While normal service resumed soon enough, it’s a reminder that it’s always good to have an alternate reader, just in case. Here’s a list of the five best.
Recommended Reading: Useful Keyboard Shortcuts, Tips & Tricks For Using Feedly
InoReader is easy to use, clean, uncluttered and puts your content front and center. It also comes with a number of different views and themes to tailor the reading experience to your tastes. Like Feedly, InoReader has premium accounts; unlike Feedly, it doesn’t require you to pay for something as basic as search.
InoReader also has a lot of keyboard shortcuts, including a lot of global shortcuts that let you change views, subscribe to feeds and access preferences.
The InoReader side panel will also highlight and automatically update unread counts whenever new items are available in any of your feeds.

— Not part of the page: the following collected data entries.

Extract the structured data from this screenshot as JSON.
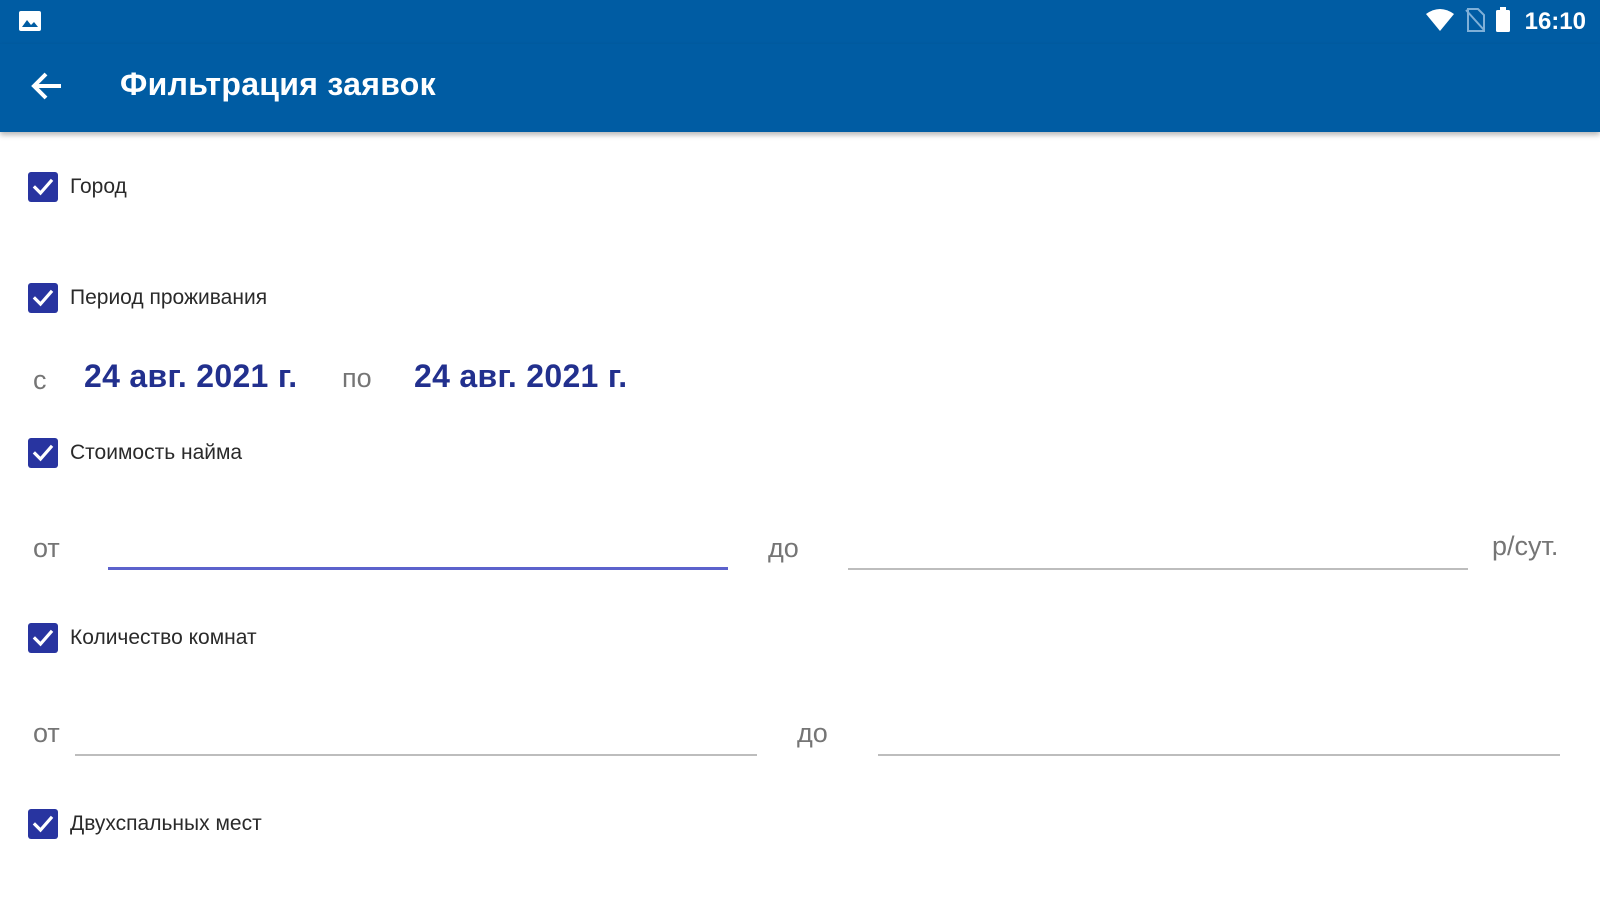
{
  "status_bar": {
    "time": "16:10",
    "icons": [
      "gallery-icon",
      "wifi-icon",
      "no-sim-icon",
      "battery-icon"
    ]
  },
  "app_bar": {
    "title": "Фильтрация заявок",
    "back_icon": "arrow-left-icon"
  },
  "filters": {
    "city": {
      "label": "Город",
      "checked": true
    },
    "period": {
      "label": "Период проживания",
      "checked": true,
      "from_label": "с",
      "from_date": "24 авг. 2021 г.",
      "to_label": "по",
      "to_date": "24 авг. 2021 г."
    },
    "price": {
      "label": "Стоимость найма",
      "checked": true,
      "from_label": "от",
      "from_value": "",
      "to_label": "до",
      "to_value": "",
      "unit": "р/сут."
    },
    "rooms": {
      "label": "Количество комнат",
      "checked": true,
      "from_label": "от",
      "from_value": "",
      "to_label": "до",
      "to_value": ""
    },
    "double_beds": {
      "label": "Двухспальных мест",
      "checked": true
    }
  },
  "colors": {
    "primary": "#005ca3",
    "checkbox": "#2834a0",
    "date_text": "#22308e",
    "focused_underline": "#5c62cc",
    "underline": "#bdbdbd"
  }
}
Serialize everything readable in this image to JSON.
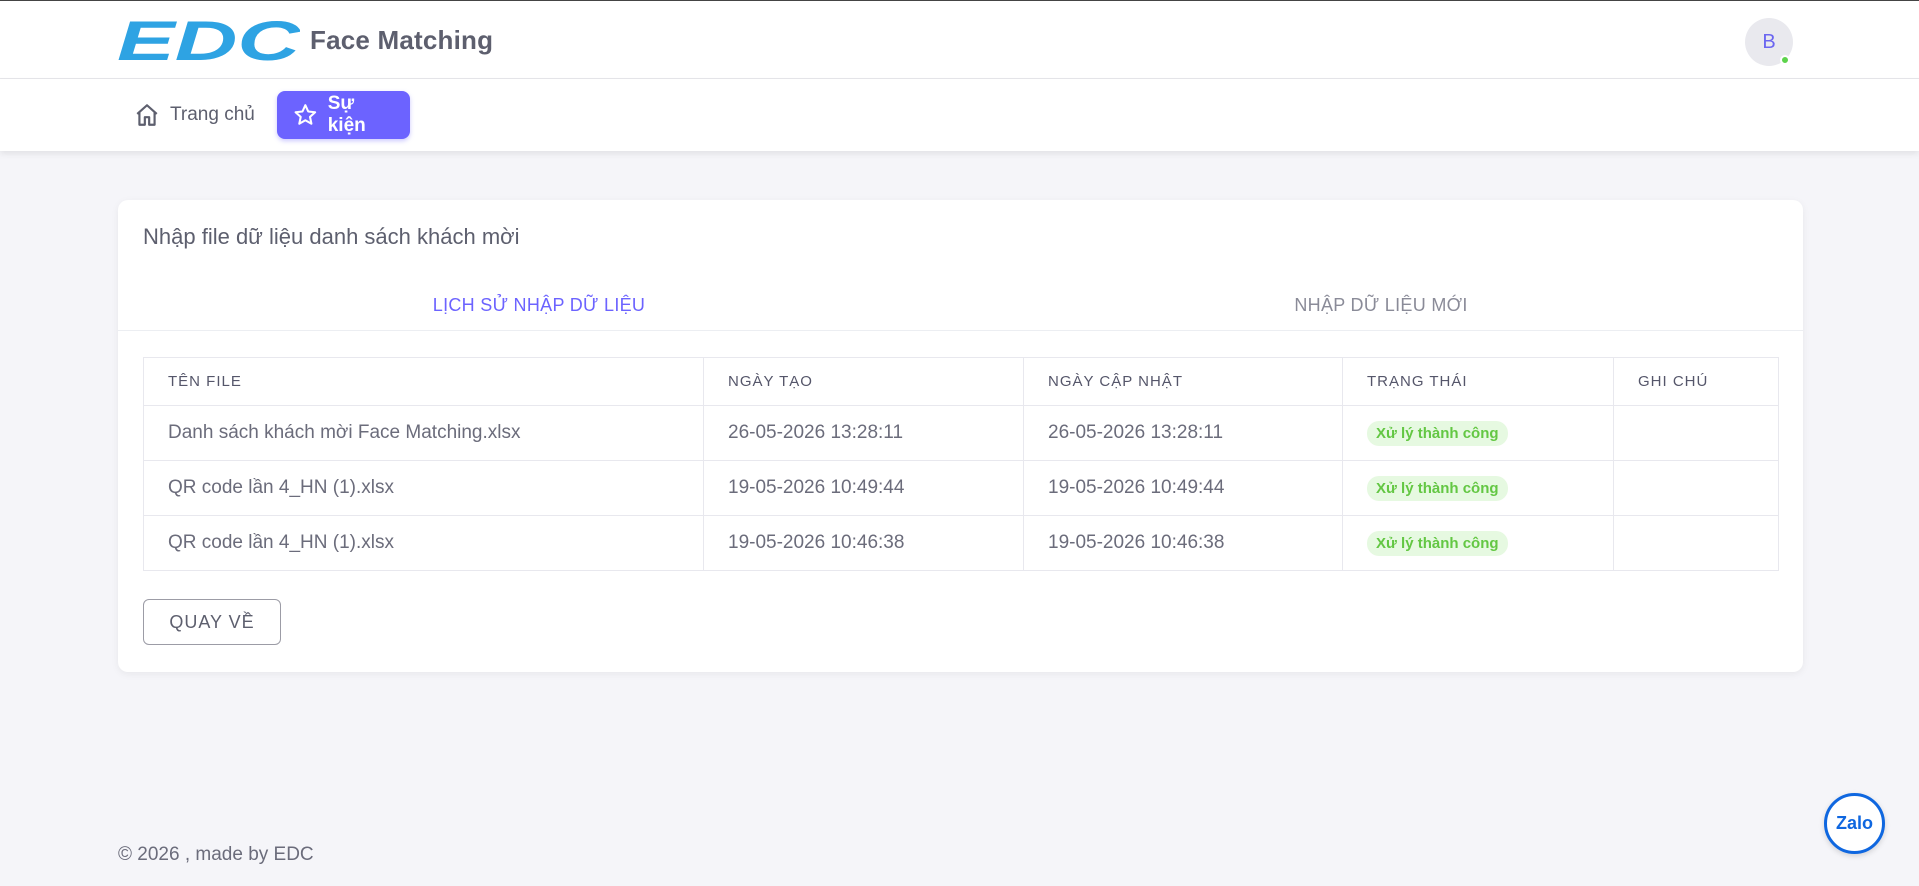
{
  "header": {
    "logo_text": "EDC",
    "app_title": "Face Matching",
    "avatar_initial": "B"
  },
  "nav": {
    "home_label": "Trang chủ",
    "events_label": "Sự kiện"
  },
  "card": {
    "title": "Nhập file dữ liệu danh sách khách mời",
    "tabs": [
      {
        "label": "LỊCH SỬ NHẬP DỮ LIỆU",
        "active": true
      },
      {
        "label": "NHẬP DỮ LIỆU MỚI",
        "active": false
      }
    ],
    "table": {
      "headers": [
        "TÊN FILE",
        "NGÀY TẠO",
        "NGÀY CẬP NHẬT",
        "TRẠNG THÁI",
        "GHI CHÚ"
      ],
      "rows": [
        {
          "file": "Danh sách khách mời Face Matching.xlsx",
          "created": "26-05-2026 13:28:11",
          "updated": "26-05-2026 13:28:11",
          "status": "Xử lý thành công",
          "note": ""
        },
        {
          "file": "QR code lần 4_HN (1).xlsx",
          "created": "19-05-2026 10:49:44",
          "updated": "19-05-2026 10:49:44",
          "status": "Xử lý thành công",
          "note": ""
        },
        {
          "file": "QR code lần 4_HN (1).xlsx",
          "created": "19-05-2026 10:46:38",
          "updated": "19-05-2026 10:46:38",
          "status": "Xử lý thành công",
          "note": ""
        }
      ]
    },
    "back_button_label": "QUAY VỀ"
  },
  "footer": {
    "text": "© 2026 , made by EDC"
  },
  "widget": {
    "zalo_label": "Zalo"
  },
  "colors": {
    "accent": "#6c63ff",
    "logo_blue": "#2ea3e3",
    "status_success_bg": "#e6f9e1",
    "status_success_text": "#63c743"
  },
  "icons": {
    "home": "home-icon",
    "events": "star-icon",
    "zalo": "zalo-icon"
  }
}
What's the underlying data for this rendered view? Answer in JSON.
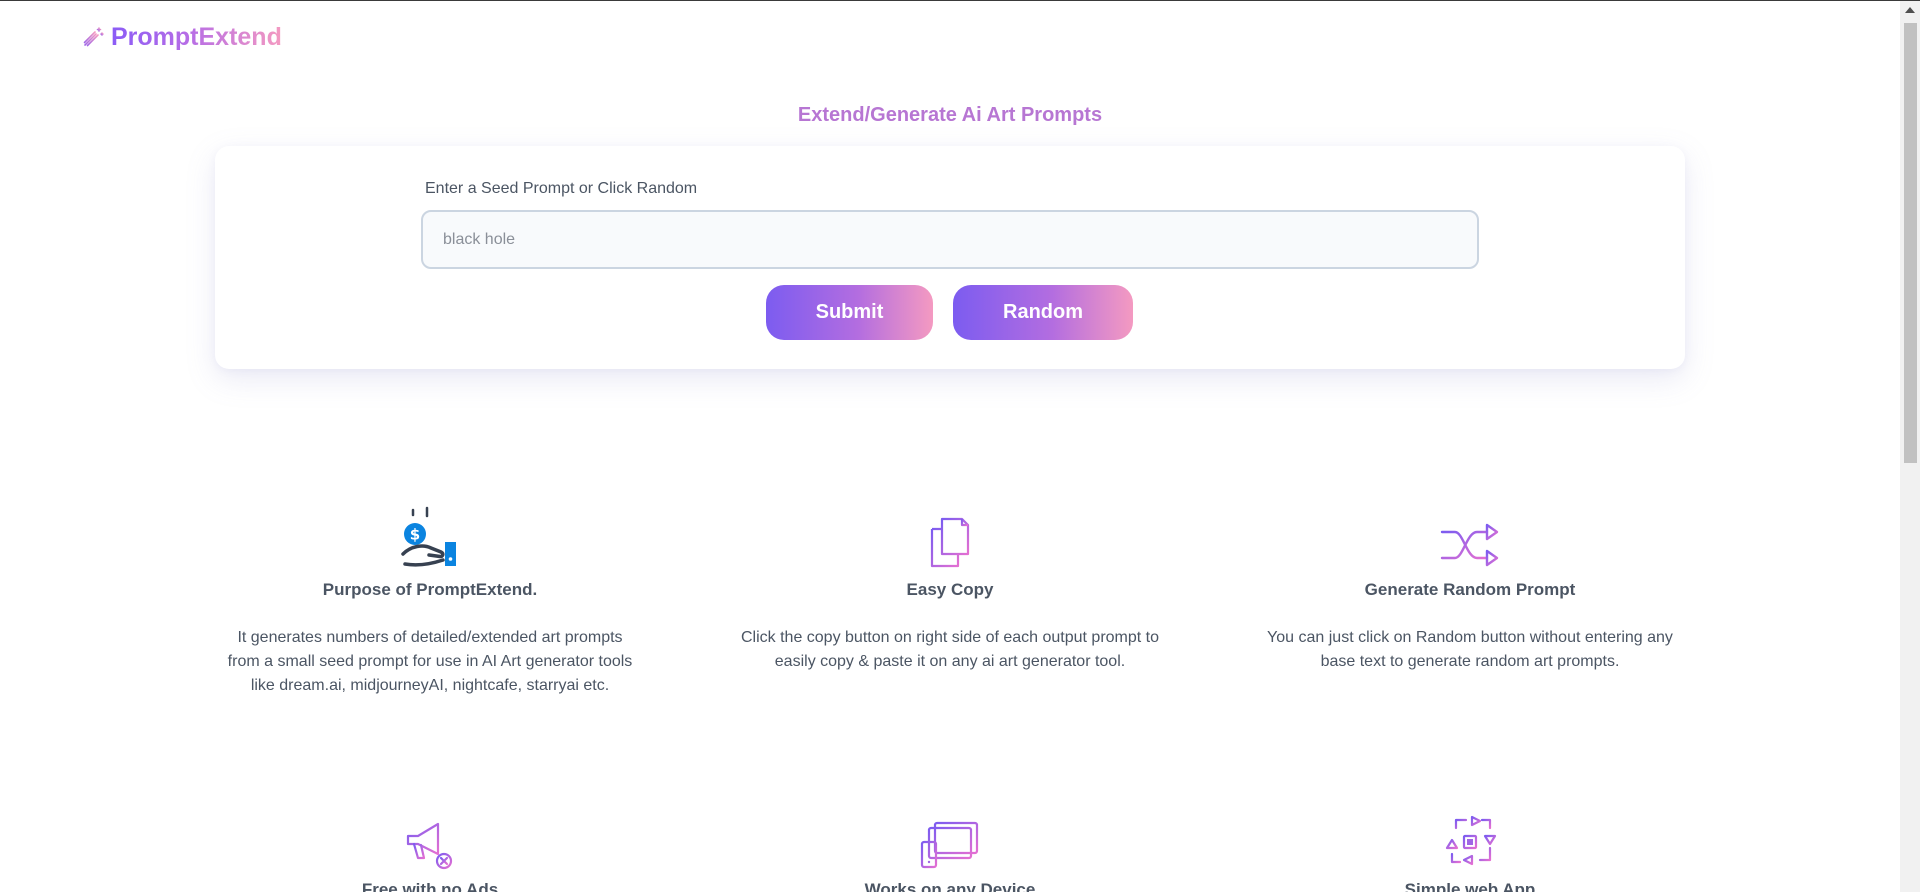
{
  "brand": {
    "name": "PromptExtend",
    "icon": "magic-wand-icon",
    "gradient_start": "#8b5cf6",
    "gradient_end": "#f49ac1"
  },
  "hero": {
    "title": "Extend/Generate Ai Art Prompts",
    "seed_label": "Enter a Seed Prompt or Click Random",
    "seed_placeholder": "black hole",
    "submit_label": "Submit",
    "random_label": "Random"
  },
  "features": [
    {
      "icon": "hand-money-icon",
      "title": "Purpose of PromptExtend.",
      "description": "It generates numbers of detailed/extended art prompts from a small seed prompt for use in AI Art generator tools like dream.ai, midjourneyAI, nightcafe, starryai etc."
    },
    {
      "icon": "copy-documents-icon",
      "title": "Easy Copy",
      "description": "Click the copy button on right side of each output prompt to easily copy & paste it on any ai art generator tool."
    },
    {
      "icon": "shuffle-icon",
      "title": "Generate Random Prompt",
      "description": "You can just click on Random button without entering any base text to generate random art prompts."
    },
    {
      "icon": "megaphone-no-ads-icon",
      "title": "Free with no Ads",
      "description": ""
    },
    {
      "icon": "devices-icon",
      "title": "Works on any Device",
      "description": ""
    },
    {
      "icon": "web-app-flow-icon",
      "title": "Simple web App",
      "description": ""
    }
  ],
  "colors": {
    "accent_purple": "#8b5cf6",
    "accent_pink": "#f49ac1",
    "title_purple": "#b776d3",
    "text_gray": "#4b5563"
  }
}
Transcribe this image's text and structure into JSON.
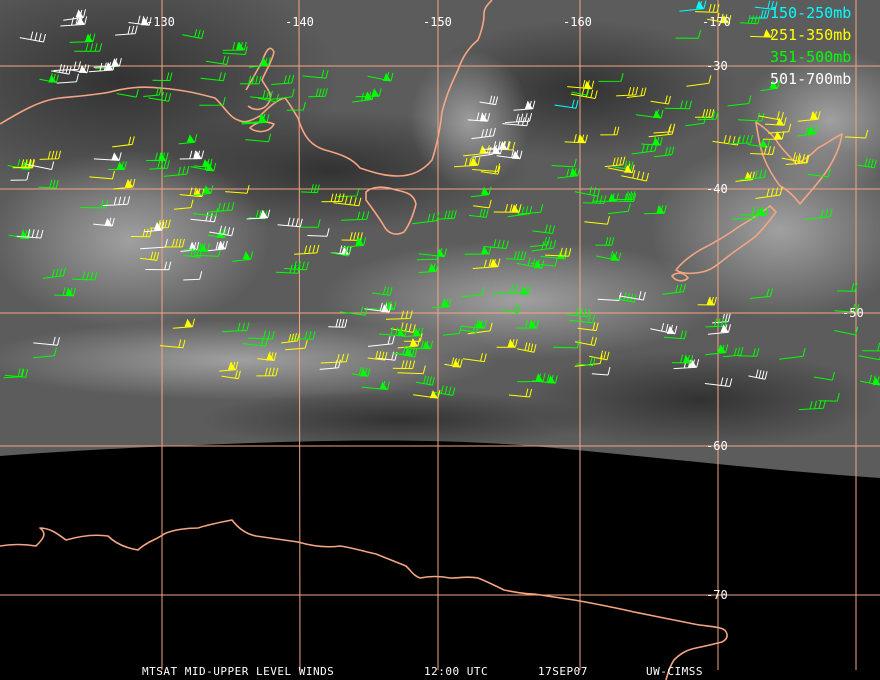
{
  "longitude_labels": [
    "-130",
    "-140",
    "-150",
    "-160",
    "-170"
  ],
  "latitude_labels": [
    "-30",
    "-40",
    "-50",
    "-60",
    "-70"
  ],
  "legend": [
    {
      "label": "150-250mb",
      "color": "#00ffff"
    },
    {
      "label": "251-350mb",
      "color": "#ffff00"
    },
    {
      "label": "351-500mb",
      "color": "#00ff00"
    },
    {
      "label": "501-700mb",
      "color": "#ffffff"
    }
  ],
  "footer": {
    "product": "MTSAT MID-UPPER LEVEL WINDS",
    "time": "12:00 UTC",
    "date": "17SEP07",
    "source": "UW-CIMSS"
  },
  "colors": {
    "coastline": "#f4a582",
    "grid": "#f4a582",
    "background": "#000000"
  }
}
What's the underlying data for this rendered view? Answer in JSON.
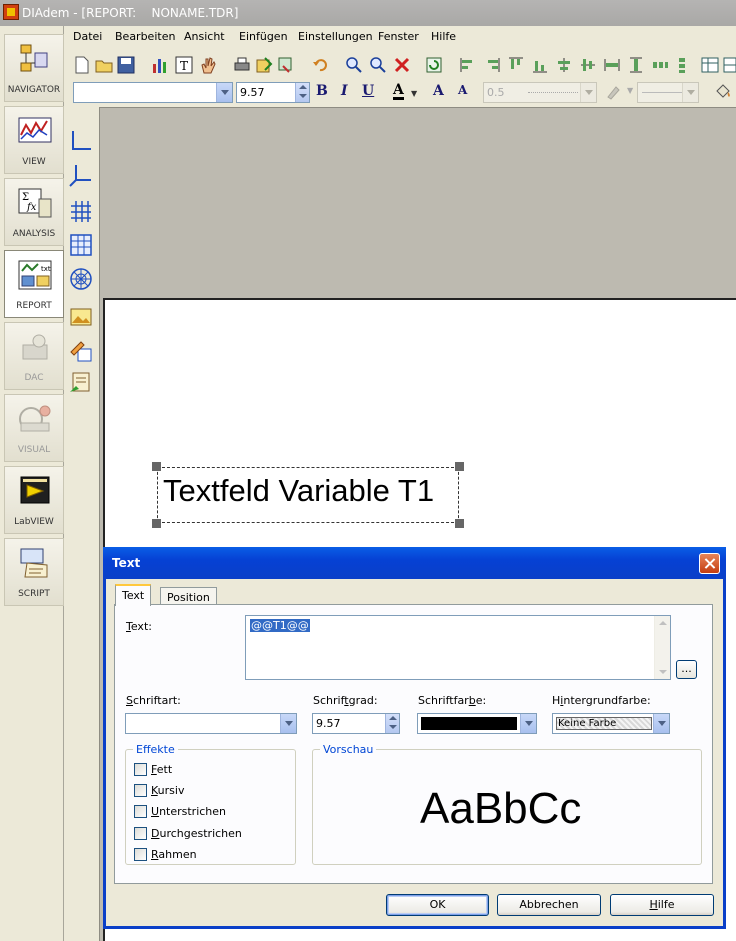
{
  "window": {
    "title": "DIAdem - [REPORT:    NONAME.TDR]"
  },
  "modules": [
    {
      "label": "NAVIGATOR",
      "icon": "navigator-icon",
      "state": "normal"
    },
    {
      "label": "VIEW",
      "icon": "view-icon",
      "state": "normal"
    },
    {
      "label": "ANALYSIS",
      "icon": "analysis-icon",
      "state": "normal"
    },
    {
      "label": "REPORT",
      "icon": "report-icon",
      "state": "active"
    },
    {
      "label": "DAC",
      "icon": "dac-icon",
      "state": "disabled"
    },
    {
      "label": "VISUAL",
      "icon": "visual-icon",
      "state": "disabled"
    },
    {
      "label": "LabVIEW",
      "icon": "labview-icon",
      "state": "normal"
    },
    {
      "label": "SCRIPT",
      "icon": "script-icon",
      "state": "normal"
    }
  ],
  "menu": [
    "Datei",
    "Bearbeiten",
    "Ansicht",
    "Einfügen",
    "Einstellungen",
    "Fenster",
    "Hilfe"
  ],
  "format_toolbar": {
    "font_size": "9.57",
    "bold_label": "B",
    "italic_label": "I",
    "underline_label": "U",
    "font_color_label": "A",
    "grow_font_label": "A",
    "shrink_font_label": "A",
    "line_width": "0.5"
  },
  "report": {
    "textframe_text": "Textfeld Variable T1"
  },
  "dialog": {
    "title": "Text",
    "tabs": [
      "Text",
      "Position"
    ],
    "active_tab": "Text",
    "text_label": "Text:",
    "text_value": "@@T1@@",
    "dots_button": "...",
    "font_label": "Schriftart:",
    "font_value": "",
    "size_label": "Schriftgrad:",
    "size_value": "9.57",
    "color_label": "Schriftfarbe:",
    "color_value": "#000000",
    "bg_label": "Hintergrundfarbe:",
    "bg_value": "Keine Farbe",
    "effects_title": "Effekte",
    "effects": [
      {
        "label": "Fett",
        "checked": false
      },
      {
        "label": "Kursiv",
        "checked": false
      },
      {
        "label": "Unterstrichen",
        "checked": false
      },
      {
        "label": "Durchgestrichen",
        "checked": false
      },
      {
        "label": "Rahmen",
        "checked": false
      }
    ],
    "preview_title": "Vorschau",
    "preview_text": "AaBbCc",
    "ok_button": "OK",
    "cancel_button": "Abbrechen",
    "help_button": "Hilfe"
  },
  "colors": {
    "accent_title": "#0a3fc8",
    "selection": "#316ac5"
  }
}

In terms of its Android app, InoReader wins against Feedly due to it being optimized for tablet. Plus, it is also available as an extension for Google Chrome and many other third parties. InoReader also supports desktop notifications if you need it, alongside Instapaper, Evernote and Pocket integration.
Feedspot is a freemium RSS reader app that’s got quite a few things going for it. It offers a few different view modes and colour themes, as well as a minimalistic display that hides some menu bars and interface elements for a slightly sleeker reading experience.
Like Feedly, some of its features – such as search – are premium-only, but at the time of writing Feedspot seem to be automatically giving new users a Complimentary Gold account that gives you access to most of Feedspot’s premium features, which is quite handy since it lets you decide whether a subscription is worth paying for.
Feedspot has pretty advanced sharing capabilities, letting you automatically post any shared and favorited items to a number of services, including Facebook, Twitter, Pocket, Buffer and Evernote.
Feedspot also has a Daily Digest feature that you can customize, as well as the ability to add a news topic – which can be anything from a celebrity to a sports team to an organization – to follow via Feedspot. There’s also a local news feature, although this is only available in the United States.
Commafeed is a free, open source RSS reader that’s a great choice if you want to host your own RSS reader, since it offers you a choice between using the web-hosted RSS reader or downloading the software from GitHub and setting it up on your own server.
If you take the latter route, you’ll probably be pleased to know that Commafeed also supports RedHat’s OpenShift cloud platform, and that Commafeed can be installed on both Windows and Linux. The big appeal of the latter, of course, is that your RSS reader will never suddenly shut down.
Either way, Commafeed is a reader with a very minimalist interface that focuses first and foremost on the reading experience, without any bloat or extraneous bells and whistles – it also has a free search function. You get a choice of two views, with none of the fancy magazine-like views of other readers.
However, Commafeed does have a selection of themes, and lets you tweak the appearance even further with support for custom CSS. Commafeed has Firefox and Opera extensions as well as a subscription bookmarklet, and a set of Feedly-like keyboard shortcuts.